Fire guts Post Falls pub
Tom and Teresa Capone are planning to rebuild their namesake pub in Post Falls, but much of the valuable sports memorabilia that burned inside the bar early Wednesday is irreplaceable.
About 100 old baseball mitts were lost, along with baseballs, bats, bobblehead dolls and autographed photos of athletes, Teresa Capone said.
“It was mostly baseball related,” she said. “We’re huge baseball fans.”
Capone said there was quite a bit of memorabilia from Hayden resident Don Larsen, the former New York Yankee who pitched a perfect game in the 1956 World Series.
Post Falls police say the explosive fire that gutted Capone’s Pub and Grill was arson.
A newspaper carrier reported the fire about 3:20 a.m., and firefighters arrived at the scene at 315 N. Ross Point Road to find the building burning, Post Falls police Lt. Greg McLean said.
The 3,800-square-foot building is still standing, but the interior was gutted.
“The interior of the building is a total loss,” Capone said. “But the building itself appears to be salvageable. We were fortunate.”

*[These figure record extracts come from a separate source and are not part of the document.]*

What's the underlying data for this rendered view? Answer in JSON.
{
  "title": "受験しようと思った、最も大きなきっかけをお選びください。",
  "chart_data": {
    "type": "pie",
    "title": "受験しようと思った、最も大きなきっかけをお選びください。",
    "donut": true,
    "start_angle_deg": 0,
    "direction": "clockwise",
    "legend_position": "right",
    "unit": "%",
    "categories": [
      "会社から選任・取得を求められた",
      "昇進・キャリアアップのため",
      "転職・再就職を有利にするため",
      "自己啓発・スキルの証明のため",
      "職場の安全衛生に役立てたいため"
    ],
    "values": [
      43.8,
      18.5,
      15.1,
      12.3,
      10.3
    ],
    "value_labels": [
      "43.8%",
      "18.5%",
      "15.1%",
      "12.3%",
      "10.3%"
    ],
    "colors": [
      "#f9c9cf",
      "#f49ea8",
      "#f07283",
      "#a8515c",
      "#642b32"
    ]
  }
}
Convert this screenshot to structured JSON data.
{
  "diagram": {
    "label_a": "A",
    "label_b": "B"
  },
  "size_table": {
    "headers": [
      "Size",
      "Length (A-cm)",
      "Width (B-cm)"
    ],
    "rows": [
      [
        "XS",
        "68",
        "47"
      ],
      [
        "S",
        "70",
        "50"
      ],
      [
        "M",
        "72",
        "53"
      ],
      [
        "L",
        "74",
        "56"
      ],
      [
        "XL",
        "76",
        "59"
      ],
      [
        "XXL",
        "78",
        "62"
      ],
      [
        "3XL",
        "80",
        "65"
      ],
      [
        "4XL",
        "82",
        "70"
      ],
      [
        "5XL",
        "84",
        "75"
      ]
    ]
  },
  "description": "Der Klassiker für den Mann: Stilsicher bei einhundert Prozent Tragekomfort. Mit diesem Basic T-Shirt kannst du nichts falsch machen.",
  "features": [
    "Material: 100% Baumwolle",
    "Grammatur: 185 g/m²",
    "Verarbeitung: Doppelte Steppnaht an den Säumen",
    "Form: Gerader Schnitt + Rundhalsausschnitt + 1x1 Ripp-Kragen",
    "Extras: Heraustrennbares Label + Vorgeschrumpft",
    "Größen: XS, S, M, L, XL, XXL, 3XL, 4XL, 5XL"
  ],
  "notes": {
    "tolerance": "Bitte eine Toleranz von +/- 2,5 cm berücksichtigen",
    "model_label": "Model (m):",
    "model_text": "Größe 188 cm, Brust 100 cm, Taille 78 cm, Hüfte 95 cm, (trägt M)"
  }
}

No one was working there at the time the fire started, and no one was injured fighting the fire.
McLean said the blaze was ignited by an explosion near the restrooms involving a 5-gallon gas can filled with an unknown accelerant. The blast blew bowls, trays, buckets and two hand trucks out of a storage room and into the parking lot. Several windows were blown out as well.
Because of the severity of the explosion, the arsonist may have been injured, McLean said.
The business had another arson scare a few months ago, when someone ignited several water bottles filled with gasoline behind the building. That fire didn’t spread, McLean said.
The motive for Wednesday’s crime is unclear, McLean said. Capone said she has no idea who would have burned her business.
The Capones, who opened Capone’s Pub and Grill in Coeur d’Alene’s Midtown neighborhood a decade ago, expanded to Post Falls less than a year ago. The Post Falls pub employed 20.
Like the Coeur d’Alene location, the Post Falls Capone’s was a popular spot. “Business was good,” Capone said. “It had exceeded its expectations. We were very happy with the way things were going.”